Dos 33 radialistas que faleceram da doença, 19 estão no interior do Estado, de acordo com o sindicato da categoria. A primeira morte aconteceu no dia 8 de abril e a última ontem (28), com a partida de Júlio Lopes.
De acordo com o presidente do Sindradioce, Tony Pereira, a doença afetou não apenas idosos, mas profissionais de outras idades, como Pedro Hallan, que foi vítima da covid-19 aos 28 anos. “Ainda temos, pelo menos, outros três colegas internados”, reforça.

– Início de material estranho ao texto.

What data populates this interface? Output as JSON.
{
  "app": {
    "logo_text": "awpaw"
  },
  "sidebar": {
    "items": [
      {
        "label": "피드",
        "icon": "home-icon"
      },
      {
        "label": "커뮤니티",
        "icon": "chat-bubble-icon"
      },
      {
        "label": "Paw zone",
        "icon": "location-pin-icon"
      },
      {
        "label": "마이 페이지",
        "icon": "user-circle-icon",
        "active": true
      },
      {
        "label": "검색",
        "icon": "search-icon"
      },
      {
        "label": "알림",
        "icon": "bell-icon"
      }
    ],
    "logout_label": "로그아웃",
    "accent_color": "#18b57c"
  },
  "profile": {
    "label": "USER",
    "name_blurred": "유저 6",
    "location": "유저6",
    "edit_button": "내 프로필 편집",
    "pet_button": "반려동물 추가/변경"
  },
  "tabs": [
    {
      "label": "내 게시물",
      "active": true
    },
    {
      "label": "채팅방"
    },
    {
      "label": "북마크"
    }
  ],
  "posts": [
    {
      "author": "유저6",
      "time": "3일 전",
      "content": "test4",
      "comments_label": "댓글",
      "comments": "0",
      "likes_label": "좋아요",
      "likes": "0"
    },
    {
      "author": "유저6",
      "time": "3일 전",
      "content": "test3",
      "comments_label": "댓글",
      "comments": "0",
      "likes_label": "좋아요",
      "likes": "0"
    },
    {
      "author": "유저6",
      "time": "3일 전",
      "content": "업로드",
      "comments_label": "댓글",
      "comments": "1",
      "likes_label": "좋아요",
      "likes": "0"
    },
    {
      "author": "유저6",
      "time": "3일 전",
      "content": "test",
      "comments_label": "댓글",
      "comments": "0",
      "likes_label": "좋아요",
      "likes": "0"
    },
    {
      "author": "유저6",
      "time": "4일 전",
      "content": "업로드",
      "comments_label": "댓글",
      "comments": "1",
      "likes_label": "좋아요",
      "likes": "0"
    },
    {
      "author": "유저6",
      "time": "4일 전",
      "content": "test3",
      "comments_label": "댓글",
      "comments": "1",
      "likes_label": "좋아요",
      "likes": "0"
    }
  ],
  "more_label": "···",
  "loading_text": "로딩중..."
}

Inclusão no grupo prioritário
A entidade orienta a todos os veículos de comunicação a adesão às medidas de prevenção, como sanitização de estúdios das emissoras, adesão de trabalho remoto e, para profissionais que precisam permanecer ao local de trabalho, o uso de EPIs. “O pessoal que estava trabalhando nem estava indo tanto ao estúdio. As rádios adotaram também que poderia ficar só um comunicador e a maioria em trabalho remoto”, conta Tony.
Antes mesmo da morte de Júlio, no último dia 22, o Sindradioce já havia enviado também um ofício ao governador do Estado, Camilo Santana, pedindo a inclusão da imprensa no grupo prioritário de imunização. Um projeto de indicação do deputado estadual Tin Gomes, enviado no último dia 16, já tramita na Assembleia Legislativa, incluindo, além de trabalhadores do rádio, profissionais da televisão.
“Como um serviço essencial, de acordo com o decreto estadual, e diante da situação, achamos necessária a imediata inclusão dos radialistas e jornalistas na lista prioritária”, justifica o sindicalista.
O próprio Taciano, logo após a morte de seu colega Normando, conta que cobrou parlamentares pela inclusão dos profissionais da comunicação no grupo prioritário. “É um medo de algo invisível. Acaba que somos serviço essencial e não estamos no grupo prioritário. Termina sendo uma contradição”, provoca. Lívia Romana reforça: “A imprensa faz um papel lindo, social, informativo, mantém o dia a dia nas ruas. Deveria ser contemplada”, completa.